Assistant Secretary of the Air Force Miranda Ballentine discussed three recent global trends that leave the U.S. energy supply uniquely vulnerable. First, the United States systematically and intentionally outsources power generation. Second, U.S. military missions have become more and more dependent on the steady flow of electrons, which are as essential as jet fuel to planes. Third, Mother Nature is no longer our only adversary; the United States has many adversaries around the world looking at our power grids for kinetic and cyberattacks.

These trends signal a need to change the military’s approach to energy security. Secretary Ballentine suggested that the military needs renewable energy that does not rely on a supply chain, because terrorists cannot cut off sun, wind, or geothermal energy if it is right underneath the base. There is also the need to improve next-generation storage technology, so bases can function without immediate sun and wind. She also pointed out that many nations are transitioning to host nation power grids, and away from diesel generators, because they believe host nation power grids are less expensive and more reliable.

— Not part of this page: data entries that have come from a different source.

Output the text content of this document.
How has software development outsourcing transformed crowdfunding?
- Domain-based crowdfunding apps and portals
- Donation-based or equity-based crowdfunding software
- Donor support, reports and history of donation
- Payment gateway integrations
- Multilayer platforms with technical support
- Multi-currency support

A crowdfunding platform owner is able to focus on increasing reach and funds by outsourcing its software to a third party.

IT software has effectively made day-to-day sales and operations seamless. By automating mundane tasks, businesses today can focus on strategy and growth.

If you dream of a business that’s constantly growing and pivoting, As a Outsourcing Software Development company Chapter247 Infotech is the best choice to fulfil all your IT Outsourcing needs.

Chief Scientist of Noblis Dr. Jeff Marqusee advocated for a shift from the current dependency on the commercial grid to microgrids. There has been an increase in grid outages due to weather events, physical attacks, and cyberattacks, but microgrids are a networked approach that provides an added layer of resiliency, increased business performance, and efficiency. Microgrids also provide a huge cost savings over the current system, because we do not account for all of the costs of our current paradigm, creating strong inertia. Dr. Marqusee believes that DoD should buy microgrid services from a third party, because that allows it to tap into third-party financing. His report finds that with a switch to microgrids, DoD’s buildings could become a quarter more efficient.

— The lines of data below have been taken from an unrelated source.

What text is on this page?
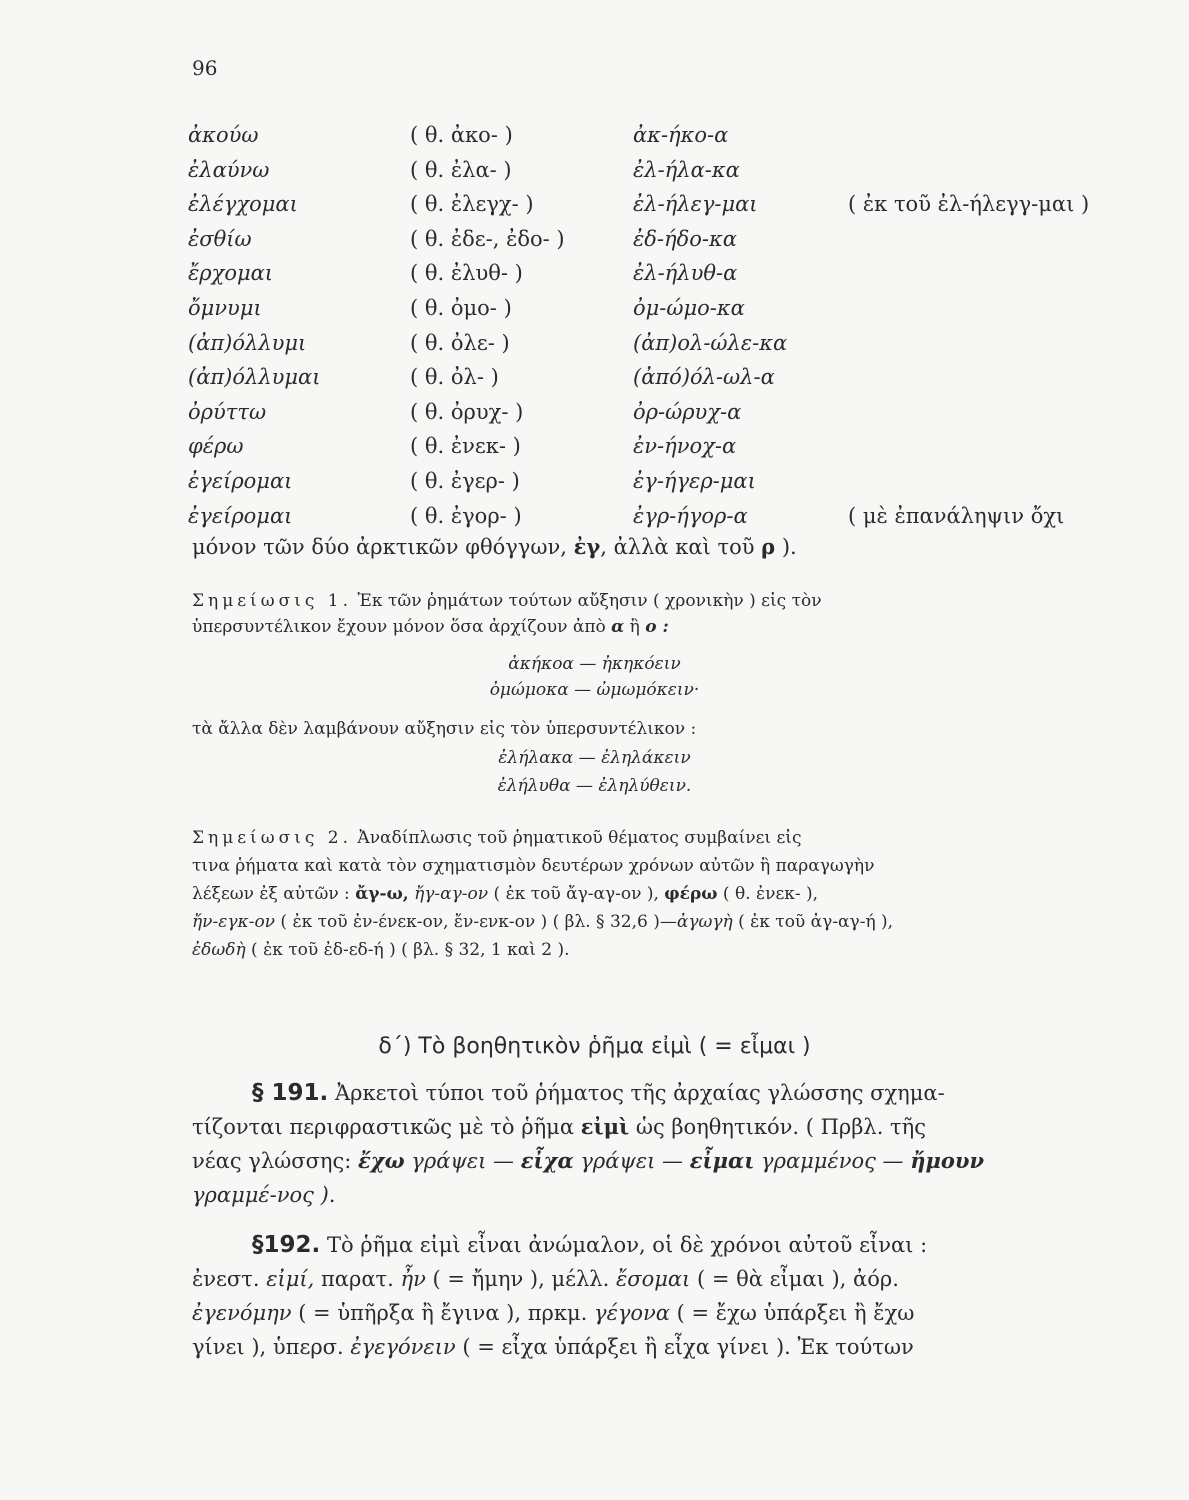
96
ἀκούω	( θ. ἀκο- )	ἀκ-ήκο-α
ἐλαύνω	( θ. ἐλα- )	ἐλ-ήλα-κα
ἐλέγχομαι	( θ. ἐλεγχ- )	ἐλ-ήλεγ-μαι	( ἐκ τοῦ ἐλ-ήλεγγ-μαι )
ἐσθίω	( θ. ἐδε-, ἐδο- )	ἐδ-ήδο-κα
ἔρχομαι	( θ. ἐλυθ- )	ἐλ-ήλυθ-α
ὄμνυμι	( θ. ὀμο- )	ὀμ-ώμο-κα
(ἀπ)όλλυμι	( θ. ὀλε- )	(ἀπ)ολ-ώλε-κα
(ἀπ)όλλυμαι	( θ. ὀλ- )	(ἀπό)όλ-ωλ-α
ὀρύττω	( θ. ὀρυχ- )	ὀρ-ώρυχ-α
φέρω	( θ. ἐνεκ- )	ἐν-ήνοχ-α
ἐγείρομαι	( θ. ἐγερ- )	ἐγ-ήγερ-μαι
ἐγείρομαι	( θ. ἐγορ- )	ἐγρ-ήγορ-α	( μὲ ἐπανάληψιν ὄχι
μόνον τῶν δύο ἀρκτικῶν φθόγγων, ἐγ, ἀλλὰ καὶ τοῦ ρ ).
Σημείωσις 1. Ἐκ τῶν ῥημάτων τούτων αὔξησιν ( χρονικὴν ) εἰς τὸν
ὑπερσυντέλικον ἔχουν μόνον ὅσα ἀρχίζουν ἀπὸ α ἢ ο :
ἀκήκοα — ἠκηκόειν
ὀμώμοκα — ὠμωμόκειν·
τὰ ἄλλα δὲν λαμβάνουν αὔξησιν εἰς τὸν ὑπερσυντέλικον :
ἐλήλακα — ἐληλάκειν
ἐλήλυθα — ἐληλύθειν.
Σημείωσις 2. Ἀναδίπλωσις τοῦ ῥηματικοῦ θέματος συμβαίνει εἰς
τινα ῥήματα καὶ κατὰ τὸν σχηματισμὸν δευτέρων χρόνων αὐτῶν ἢ παραγωγὴν
λέξεων ἐξ αὐτῶν : ἄγ-ω, ἤγ-αγ-ον ( ἐκ τοῦ ἄγ-αγ-ον ), φέρω ( θ. ἐνεκ- ),
ἤν-εγκ-ον ( ἐκ τοῦ ἐν-ένεκ-ον, ἔν-ενκ-ον ) ( βλ. § 32,6 )—ἀγωγὴ ( ἐκ τοῦ ἀγ-αγ-ή ),
ἐδωδὴ ( ἐκ τοῦ ἐδ-εδ-ή ) ( βλ. § 32, 1 καὶ 2 ).
δ΄) Τὸ βοηθητικὸν ῥῆμα εἰμὶ ( = εἶμαι )
§ 191. Ἀρκετοὶ τύποι τοῦ ῥήματος τῆς ἀρχαίας γλώσσης σχημα-
τίζονται περιφραστικῶς μὲ τὸ ῥῆμα εἰμὶ ὡς βοηθητικόν. ( Πρβλ. τῆς
νέας γλώσσης: ἔχω γράψει — εἶχα γράψει — εἶμαι γραμμένος — ἤμουν
γραμμέ-νος ).
§192. Τὸ ῥῆμα εἰμὶ εἶναι ἀνώμαλον, οἱ δὲ χρόνοι αὐτοῦ εἶναι :
ἐνεστ. εἰμί, παρατ. ἦν ( = ἤμην ), μέλλ. ἔσομαι ( = θὰ εἶμαι ), ἀόρ.
ἐγενόμην ( = ὑπῆρξα ἢ ἔγινα ), πρκμ. γέγονα ( = ἔχω ὑπάρξει ἢ ἔχω
γίνει ), ὑπερσ. ἐγεγόνειν ( = εἶχα ὑπάρξει ἢ εἶχα γίνει ). Ἐκ τούτων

Finally, each panelist was asked to provide a piece of advice for the incoming Trump administration. Secretaries Hammack and McGinn urged the new administration to focus on the “why,” which is mission effectiveness and resiliency, and to examine the strong business case that underlies sustainable energy. Secretary Ballentine and Dr. Marqusee focused on the “people power” in the DoD, the extensive expertise of career employees, and the need to trust the employees, because all share a common goal of supporting the mission.